Keywords: Precedent, Distinguishing, Ratio decidendi, Procedural Law.

 

Introdução                            

Para que a engrenagem de um ordenamento jurídico realmente funcione e venha, através da tutela jurisdicional do Estado, promover a paz social – em plano macro – e a atividade satisfativa – plano micro - é necessário, como requisito mínimo, porém não pouco importante, que gere segurança jurídica aos jurisdicionados, a fim de que suas atividades econômicas e sociais possam se desenvolver sem a preocupação com instabilidades jurídicas. 

Tal colocação faz-se necessário por ser notório perceber que o Direito hoje passou dos portões acadêmicos, encontrando-se atrelado ao dia a dia de pessoas comuns, devido à grande relevância social. Basta abrir um jornal, ver qualquer noticiário televisivo ou conectar-se às redes e mídias sociais que se terá tal afirmativa como verdadeira. Passou a ser interessante o conhecimento da pauta de julgamento das Cortes Superiores, do perfil do juiz da causa, de como este decide e ainda do descortinar dos bastidores do Judiciário.
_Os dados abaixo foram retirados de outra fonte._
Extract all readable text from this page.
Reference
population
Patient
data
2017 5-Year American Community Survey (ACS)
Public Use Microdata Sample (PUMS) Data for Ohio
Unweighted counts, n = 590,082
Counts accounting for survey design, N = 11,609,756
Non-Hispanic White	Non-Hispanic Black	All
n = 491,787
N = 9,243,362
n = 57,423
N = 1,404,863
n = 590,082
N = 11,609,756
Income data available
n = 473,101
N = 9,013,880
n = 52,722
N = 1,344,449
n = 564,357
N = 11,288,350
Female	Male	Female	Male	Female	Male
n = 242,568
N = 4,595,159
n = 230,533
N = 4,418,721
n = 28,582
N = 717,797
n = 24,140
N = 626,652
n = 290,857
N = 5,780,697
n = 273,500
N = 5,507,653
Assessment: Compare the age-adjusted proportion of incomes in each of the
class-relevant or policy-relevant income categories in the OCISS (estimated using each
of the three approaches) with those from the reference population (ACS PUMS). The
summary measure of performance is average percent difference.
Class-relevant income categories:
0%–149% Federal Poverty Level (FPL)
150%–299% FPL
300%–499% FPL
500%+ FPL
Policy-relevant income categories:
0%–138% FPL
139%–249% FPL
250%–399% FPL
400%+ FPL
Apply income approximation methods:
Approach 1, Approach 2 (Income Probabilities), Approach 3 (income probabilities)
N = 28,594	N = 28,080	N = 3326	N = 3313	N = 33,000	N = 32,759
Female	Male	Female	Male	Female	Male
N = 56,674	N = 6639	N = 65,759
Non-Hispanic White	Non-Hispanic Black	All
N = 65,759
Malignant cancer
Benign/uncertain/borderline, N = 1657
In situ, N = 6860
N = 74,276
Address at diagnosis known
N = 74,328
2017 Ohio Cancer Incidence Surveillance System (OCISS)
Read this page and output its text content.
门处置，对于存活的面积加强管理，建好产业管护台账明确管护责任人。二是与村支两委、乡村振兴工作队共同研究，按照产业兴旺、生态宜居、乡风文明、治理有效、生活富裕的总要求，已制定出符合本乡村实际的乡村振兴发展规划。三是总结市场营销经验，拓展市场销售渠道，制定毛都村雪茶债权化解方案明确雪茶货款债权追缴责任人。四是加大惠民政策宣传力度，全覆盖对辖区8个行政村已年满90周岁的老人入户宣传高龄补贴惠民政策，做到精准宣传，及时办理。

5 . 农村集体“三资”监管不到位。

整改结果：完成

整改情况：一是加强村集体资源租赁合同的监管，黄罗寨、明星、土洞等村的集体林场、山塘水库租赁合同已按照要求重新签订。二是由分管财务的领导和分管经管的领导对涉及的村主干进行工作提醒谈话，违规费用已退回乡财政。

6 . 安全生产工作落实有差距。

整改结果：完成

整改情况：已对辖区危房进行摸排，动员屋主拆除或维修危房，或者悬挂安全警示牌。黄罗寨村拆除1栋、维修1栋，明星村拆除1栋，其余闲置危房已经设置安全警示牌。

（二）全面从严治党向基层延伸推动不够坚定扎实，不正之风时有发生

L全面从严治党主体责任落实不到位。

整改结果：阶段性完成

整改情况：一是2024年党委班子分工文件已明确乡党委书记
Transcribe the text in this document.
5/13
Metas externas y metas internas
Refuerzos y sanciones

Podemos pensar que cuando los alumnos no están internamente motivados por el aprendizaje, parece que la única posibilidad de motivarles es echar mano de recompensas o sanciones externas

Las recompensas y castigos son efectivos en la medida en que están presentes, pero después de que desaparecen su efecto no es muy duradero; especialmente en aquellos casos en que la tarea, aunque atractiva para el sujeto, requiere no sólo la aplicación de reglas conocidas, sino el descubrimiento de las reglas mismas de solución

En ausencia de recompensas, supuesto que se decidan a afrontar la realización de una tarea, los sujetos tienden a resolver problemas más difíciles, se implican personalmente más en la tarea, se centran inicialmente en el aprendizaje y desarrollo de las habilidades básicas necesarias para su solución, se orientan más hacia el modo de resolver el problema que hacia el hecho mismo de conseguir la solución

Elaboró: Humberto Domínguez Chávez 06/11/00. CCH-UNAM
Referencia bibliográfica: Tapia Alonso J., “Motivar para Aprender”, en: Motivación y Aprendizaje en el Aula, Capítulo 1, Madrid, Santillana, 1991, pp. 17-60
Boa parte da economia de um país gira em torno do Direito, como constata-se, por exemplo, no crescimento do estudo da Análise Econômica do Direito para se averiguar, através de estudos científicos, a dimensão desse impacto.      

Ante o fato de o Estado, por excelência, ser o portador da atividade jurisdicional, é na figura do magistrado que se assume o papel de dizer o Direito. Para tanto, deve-se conhecer, além da lei, em sentido lato, o funcionamento do direito jurisprudencial brasileiro e, dentro desse gênero, os precedentes judiciais, para que a interpretação realizada esteja sonante com estes e com suas fontes, ocorrendo uma forte inter-relação, de forma a gerar uma interação gravitacional congruente a todo sistema.

Sendo a lei fonte primária do Direito no sistema civil law e ainda, a partir do neoconstitucionalismo, a jurisprudência ser elevada a uma das fontes do Direito neste mesmo sistema, é imprescindível que a interpretação adotada ao serem analisadas tais fontes, principalmente pelos tribunais e Cortes Supremas - a priori, criadores de Direito de forma vinculante - seja diametralmente a mais estável, íntegra e coerente possível, conforme trouxe o legislador no artigo 926 do Código de Processo Civil de 2015.

Não obstante a busca de uma real uniformidade na jurisprudência, indispensável para que haja segurança jurídica no ordenamento brasileiro, é necessária ainda, por parte do juiz, a avaliação criteriosa e precisa, não somente em relação ao pedido e ao direito invocados, da jurisprudência e leis em vigência, mas ainda da possibilidade de distinção do caso concreto em análise ao seu precedente paradigma, quando for assim apresentado e requerido pela parte ou ex officio. Logo, apresenta-se imperioso o estudo sobre a tarefa atribuída ao magistrado de, além de interpretar e aplicar o sistema de precedentes judiciais, de fazer a distinção entre a o precedente paradigma e sua não aplicação no caso concreto.

Longe do que o senso comum divulga, o embrião do sistema dos precedentes judiciais no ordenamento jurídico brasileiro não foi gerado a partir do Código de Processo Civil de 2015 e sim a partir da Emenda Constitucional n.º 45 de 2004, que criou o instituto da repercussão geral, com o intuito de uniformização das decisões judiciais, tornando o processo mais célere e trazendo maior segurança jurídica ao ordenamento.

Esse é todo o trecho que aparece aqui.